In Kentucky-born D. Boone Pittman’s “The Gardener”, we hear one of the most personal of ballads as the song draws on memory and meaning. It’s rooted in storytelling, and Pittman’s warm baritone carries a delicate, pleasurable wrench to the item. The song unfolds as a letter to the past that is tethered to simple, sacred moments spent in his grandmother’s garden. What began as a memorial for Pittman’s wife gradually manifests as a vivid remembering of childhood summers, stringing beans with gospel music coursing through the Kentucky sunshine.
The song’s charm is in its tenderness. Pittman’s vocalization recalls Randy Travis or Alan Jackson; however, Pittman’s calm authority allows his vocal tonality to carry each lyric with clarity and lucid emotion. And in the absence of artistic intrigue adorned to each chord and intricate guitar work, the story breathes and offers enough necromancy for one to remember how to find distance to see themselves within the song.

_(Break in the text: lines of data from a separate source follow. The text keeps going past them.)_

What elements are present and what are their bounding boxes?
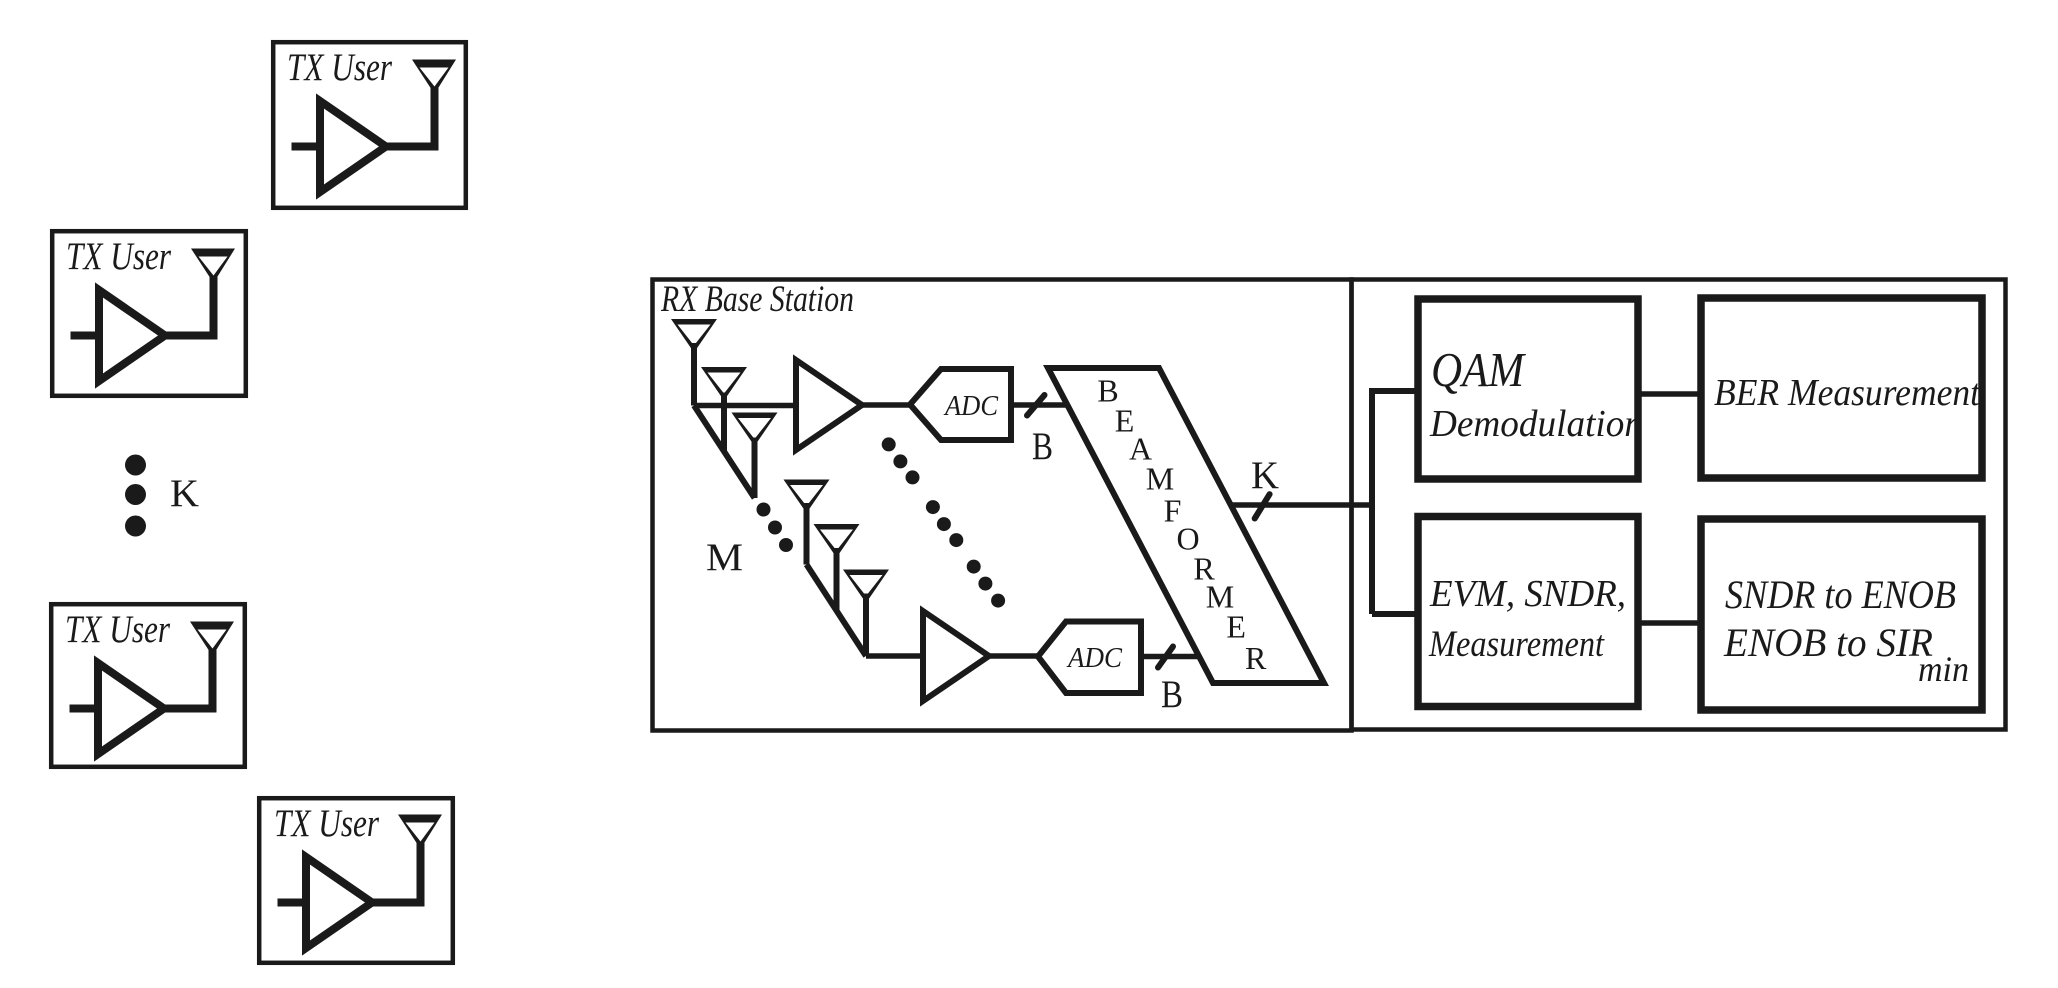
bus width tick B2: [1158, 647, 1173, 668]
bus label B1: [1032, 425, 1053, 468]
svg-text:TX User: TX User: [66, 235, 172, 278]
TX User box 3 label: [65, 608, 171, 651]
svg-text:EVM, SNDR,: EVM, SNDR,: [1429, 573, 1626, 615]
RX antenna 2 stem: [721, 393, 727, 453]
TX User box 4 output wire: [372, 843, 421, 903]
TX User box 1 input wire: [292, 143, 321, 151]
amplifier 1 (LNA): [796, 360, 862, 450]
svg-text:M: M: [1146, 461, 1174, 497]
beamformer label letters: [1097, 373, 1267, 677]
RX antenna 4: [784, 480, 830, 514]
wire amplifier 1 to ADC 1: [862, 402, 912, 408]
ADC 1 label: [943, 390, 998, 422]
QAM Demodulation box: [1418, 299, 1638, 479]
TX User box 4 border: [259, 798, 453, 963]
TX User box 3 border: [51, 604, 245, 767]
wire ADC 1 to beamformer: [1011, 402, 1068, 408]
wire antenna bus to amplifier 2: [866, 653, 923, 659]
middle ellipsis dots (ADC chain gap): [882, 437, 1005, 607]
RX antenna 6 stem: [863, 594, 869, 657]
branch wire to QAM and EVM: [1372, 391, 1418, 614]
RX antenna 2: [701, 367, 747, 401]
amplifier 2 (LNA): [923, 611, 989, 701]
wire ADC 2 to beamformer: [1141, 654, 1199, 660]
TX User box 4 label: [274, 802, 380, 845]
TX User box 3 output wire: [164, 650, 213, 709]
svg-text:B: B: [1032, 425, 1053, 468]
EVM SNDR Measurement label: [1428, 573, 1626, 665]
svg-text:ADC: ADC: [1066, 642, 1122, 674]
TX User box 2 output wire: [165, 277, 214, 336]
svg-text:QAM: QAM: [1431, 342, 1527, 397]
svg-text:ADC: ADC: [943, 390, 998, 422]
SNDR to ENOB box: [1701, 519, 1982, 710]
svg-text:R: R: [1245, 640, 1267, 676]
TX User box 3 input wire: [70, 705, 99, 713]
svg-text:RX Base Station: RX Base Station: [660, 279, 854, 320]
TX User box 2 border: [52, 231, 246, 396]
TX User box 4 antenna: [398, 815, 442, 850]
SNDR to ENOB label: [1723, 572, 1969, 689]
K ellipsis dots: [125, 455, 146, 537]
svg-text:B: B: [1161, 673, 1183, 716]
TX User box 2 input wire: [71, 332, 100, 340]
RX Base Station box: [653, 280, 1352, 731]
svg-text:SNDR to ENOB: SNDR to ENOB: [1725, 572, 1956, 617]
RX antenna 6: [843, 570, 889, 604]
RX antenna 3 stem: [752, 438, 758, 499]
wire beamformer output K: [1231, 502, 1372, 508]
wire amplifier 2 to ADC 2: [989, 653, 1040, 659]
svg-text:M: M: [706, 536, 743, 579]
RX antenna 5 stem: [834, 548, 840, 611]
node M (antenna count label): [706, 536, 743, 579]
BER Measurement label: [1714, 372, 1981, 414]
bus label B2: [1161, 673, 1183, 716]
EVM SNDR Measurement box: [1418, 517, 1638, 707]
svg-text:TX User: TX User: [274, 802, 380, 845]
RX array diagonal 1: [694, 406, 755, 499]
RX array diagonal 2: [807, 565, 867, 657]
RX antenna 1 stem: [691, 343, 697, 406]
TX User box 1 label: [287, 46, 393, 89]
node K (user count label): [170, 472, 199, 515]
BER Measurement box: [1701, 298, 1982, 478]
RX antenna 1: [671, 319, 717, 353]
TX User box 1 antenna: [412, 60, 456, 95]
RX antenna 4 stem: [804, 503, 810, 565]
TX User box 4 input wire: [278, 899, 307, 907]
RX Base Station label: [660, 279, 854, 320]
ADC 1: [910, 369, 1011, 440]
svg-text:min: min: [1918, 649, 1969, 689]
TX User box 3 antenna: [190, 622, 234, 657]
TX User box 2 amplifier: [99, 290, 165, 381]
TX User box 1 border: [273, 42, 466, 208]
svg-text:E: E: [1226, 608, 1246, 644]
svg-text:TX User: TX User: [65, 608, 171, 651]
RX antenna 3: [732, 413, 778, 447]
TX User box 1 amplifier: [320, 101, 386, 192]
TX User box 2 antenna: [191, 249, 235, 284]
bus width tick K: [1255, 494, 1270, 518]
wire antenna bus to amplifier 1: [694, 403, 796, 409]
bus label K: [1251, 454, 1279, 497]
svg-text:BER Measurement: BER Measurement: [1714, 372, 1981, 414]
svg-text:ENOB to SIR: ENOB to SIR: [1723, 620, 1933, 665]
svg-text:Demodulation: Demodulation: [1429, 403, 1643, 445]
TX User box 2 label: [66, 235, 172, 278]
TX User box 4 amplifier: [306, 857, 372, 948]
svg-text:Measurement: Measurement: [1428, 624, 1605, 665]
beamformer block: [1048, 368, 1324, 683]
measurement section outer box: [1352, 280, 2006, 730]
TX User box 1 output wire: [386, 88, 435, 147]
RX antenna 5: [814, 524, 860, 558]
ADC 2: [1038, 622, 1141, 694]
wire EVM to SNDR: [1638, 620, 1701, 626]
svg-text:K: K: [170, 472, 199, 515]
wire QAM to BER: [1638, 391, 1701, 397]
bus width tick B1: [1027, 395, 1045, 416]
array ellipsis dots (antenna group gap): [757, 503, 794, 553]
QAM Demodulation label: [1429, 342, 1643, 445]
ADC 2 label: [1066, 642, 1122, 674]
svg-text:K: K: [1251, 454, 1279, 497]
svg-text:TX User: TX User: [287, 46, 393, 89]
TX User box 3 amplifier: [98, 663, 164, 754]
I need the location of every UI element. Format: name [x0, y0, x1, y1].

With a beautifully filmed video captured on location at Stonehedge Farm in Versailles, Kentucky, "The Gardener" is more than a song; it is a time capsule. There are family members throughout, adding authenticity to a visual that covers our collective experience of growing up, losing people we love, and trying our best to hold on to the wonderful things they planted in us. "The Gardener" is a great reminder that, sometimes, the deepest growth happens in the quietest places.